My Top 10 Books of 2023

 

 

Here are my ten favourite books that I read in 2023.

1. The World as Will and Representation by Arthur Schopenhauer

The list of people inspired by Schopenhauer’s thought who have gone on to change our understanding of the world and ourselves, is long. He influenced figures like Einstein, Freud, Wittgenstein, and countless authors and artists. In order for this book to be fully understood and appreciated, however, it’s necessary that the reader experience in perception for themselves that the world manifests both as will and as representation.

“Finally, if we look at the province of natural science, which is divided into many fields, we can first of all distinguish two main divisions. It is either a description of forms and shapes, which I call Morphology; or an explanation of changes, which I call Etiology.”

2. The Essential Jung: Selected Writings by Carl Jung (edited by Anthony Storr)

This book is a collection of extracts from Jung’s numerous works on the contents of the unconscious, the nature of personality, and the problem of good and evil. Jung is a true physician of the soul.

“During those years, between 1918 and 1920, I began to understand that the goal of psychic development is the self. There is no linear evolution; there is only a circumambulation of the self. Uniform development exists, at most, only at the beginning; later, everything points towards the centre.

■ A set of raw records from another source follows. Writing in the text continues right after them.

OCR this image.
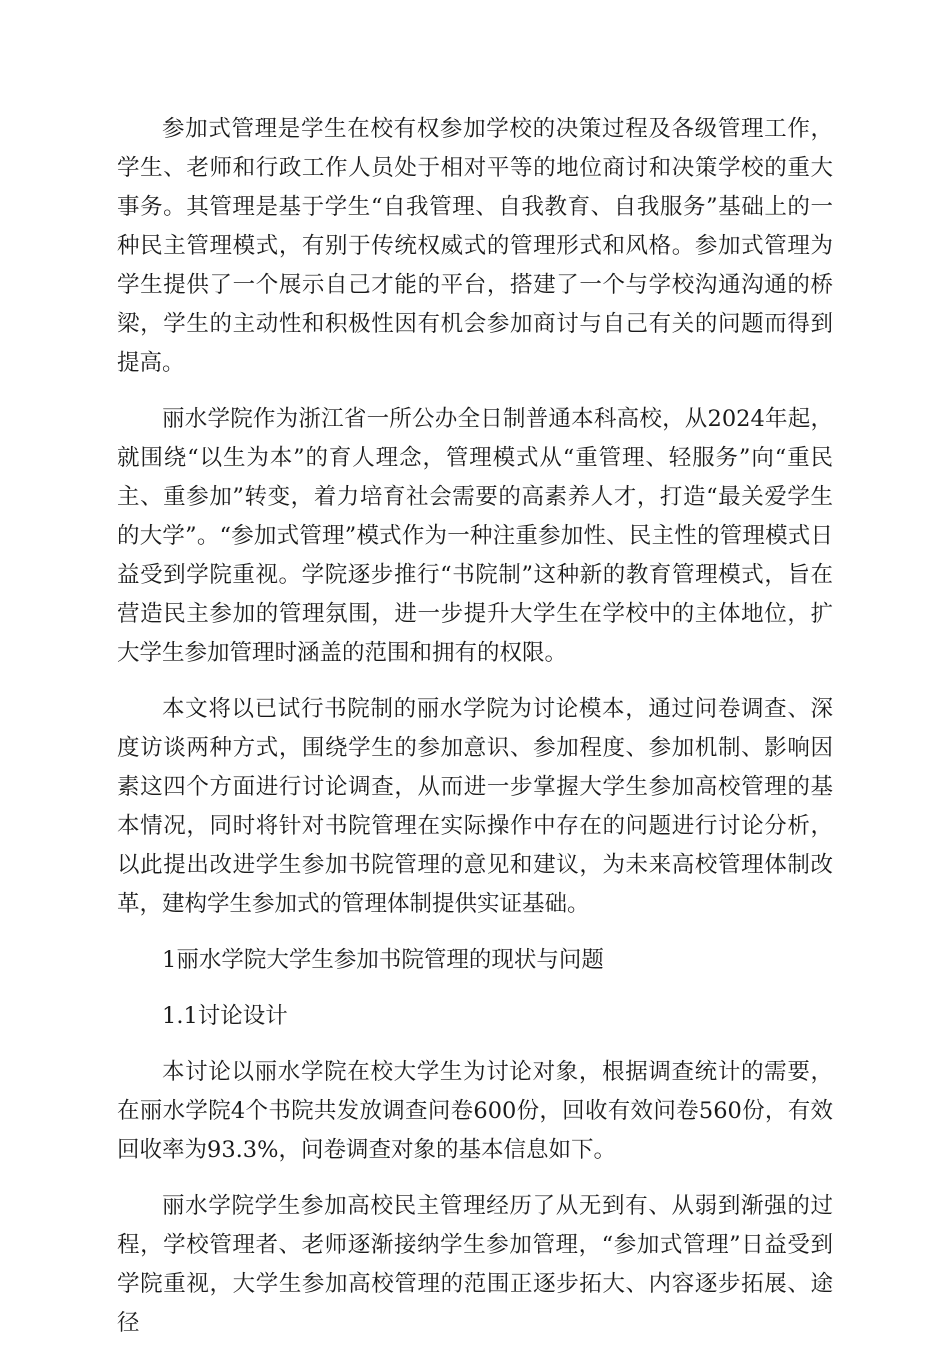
参加式管理是学生在校有权参加学校的决策过程及各级管理工作，学生、老师和行政工作人员处于相对平等的地位商讨和决策学校的重大事务。其管理是基于学生“自我管理、自我教育、自我服务”基础上的一种民主管理模式，有别于传统权威式的管理形式和风格。参加式管理为学生提供了一个展示自己才能的平台，搭建了一个与学校沟通沟通的桥梁，学生的主动性和积极性因有机会参加商讨与自己有关的问题而得到提高。

丽水学院作为浙江省一所公办全日制普通本科高校，从2024年起，就围绕“以生为本”的育人理念，管理模式从“重管理、轻服务”向“重民主、重参加”转变，着力培育社会需要的高素养人才，打造“最关爱学生的大学”。“参加式管理”模式作为一种注重参加性、民主性的管理模式日益受到学院重视。学院逐步推行“书院制”这种新的教育管理模式，旨在营造民主参加的管理氛围，进一步提升大学生在学校中的主体地位，扩大学生参加管理时涵盖的范围和拥有的权限。

本文将以已试行书院制的丽水学院为讨论模本，通过问卷调查、深度访谈两种方式，围绕学生的参加意识、参加程度、参加机制、影响因素这四个方面进行讨论调查，从而进一步掌握大学生参加高校管理的基本情况，同时将针对书院管理在实际操作中存在的问题进行讨论分析，以此提出改进学生参加书院管理的意见和建议，为未来高校管理体制改革，建构学生参加式的管理体制提供实证基础。

1丽水学院大学生参加书院管理的现状与问题

1.1讨论设计

本讨论以丽水学院在校大学生为讨论对象，根据调查统计的需要，在丽水学院4个书院共发放调查问卷600份，回收有效问卷560份，有效回收率为93.3%，问卷调查对象的基本信息如下。

丽水学院学生参加高校民主管理经历了从无到有、从弱到渐强的过程，学校管理者、老师逐渐接纳学生参加管理，“参加式管理”日益受到学院重视，大学生参加高校管理的范围正逐步拓大、内容逐步拓展、途径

This insight gave me stability, and gradually my inner peace returned. I knew that in finding the mandala as an expression of the self I had attained what was for me the ultimate.”

3. The Master and Margarita by Mikhail Bulgakov

There’s something about those Russians, in being able to pull off masterpieces like this one. It’s a story about the Devil and his gang who arrive into Moscow, and cause complete mayhem. The characters are extremely likeable, and the images depicted by Bulgakov’s writing are extraordinarily impressive. You have to read it to believe just how good it is.

“Night thickened, flew alongside, seized the riders’ cloaks and pulling them from their shoulders, unmasked their disguises.”

4. Dune Messiah by Frank Herbert

This book partly deals with the consequences of a protagonist with an expanded consciousness, and partly with the politics of empire. Its insights are numerous, such as the dark but entertaining conflict of wits between a shape-shifting villain, and the protagonist, Paul Atreides.

“There are many degrees of sight…”

5. Steppenwolf by Hermann Hesse

Informed by Jung’s metaphysics, Steppenwolf is a slow moving story about a protagonist who feels part man and part wolf. He has to eventually confront his inner demons, often leading to his existential isolation from his contemporaries.

“He came through the glazed door, having just rung the bell, and my aunt asked him in the dim light of the hall what he wanted. The Steppenwolf, however, first threw up his sharp, closely cropped head and sniffed around nervously before he either made any answer or announced his name. “Oh, it smells good here,” he said.”

6. Fathers and Sons by Ivan Turgenev

Written in the realist genre of literature, Turgenev explores themes like existentialism, nihilism, family, and friendship. Its descriptions of rural Russian life are vivid and memorable.

“A man’s capable of understanding anything - how the ether vibrates, and what’s going on in the sun - but how any other man can blow his nose differently from him, that he’s incapable of understanding.”

7. Lord of Light by Roger Zelazny

Zelazny takes the reader through descriptions of lush, green palaces where characters sit and contemplate as rain falls on ancient buildings, before he elevates them to the realm of gods, and bestows onto them knowledge old and new.

“As if by a carpet of magic, he transported them through the lands of illusion, raising up palaces of colored smoke upon pillars of water and of fire, escalating the benches at which they sat down canyons of stardust, striving with coral and myrrh to bend their senses beyond themselves, bringing onto them all their Aspects, where he held them, rotating about the archetypes upon which they based their powers…”

8. Creativity, Inc by Ed Catmull

Catmull provides a wide window behind the scenes of how the creative process at Pixar functions, and how, by constantly striving to make each other better, they stay true to and slowly build up the stories that speak to them.

“Craft is what we are expected to know; art is the unexpected use of our craft.”

9. A River Runs Through It by Norman Maclean

The audio narration of this book is mesmerising. It’s about the outdoors, fly-fishing, drinking beer, and the wisdom of the natural world.

“My father was very sure about certain matters pertaining to the universe. To him all good things––trout as well as eternal salvation––come by grace and grace comes by art and art does not come easy.”

10. Idealism: The History of a Philosophy by Jeremy Dunham, Iain Hamilton Grant and Sean Watson

While there’s no single understanding of ‘idealism’ in philosophy, broadly it’s the view that all that exists, are ideas, or perceptions, in the minds of observers. The term ‘idea’ also encompasses elements of the mind such as thought. The authors take a historical view on the subject, with the attempt to address the questions, (1) what governs the movement of cause and effect in the universe, (2) and how is it that nature has come to be filled with a multiplicity of objects.

“…Plato’s account of time as a ‘moving image of eternity’”.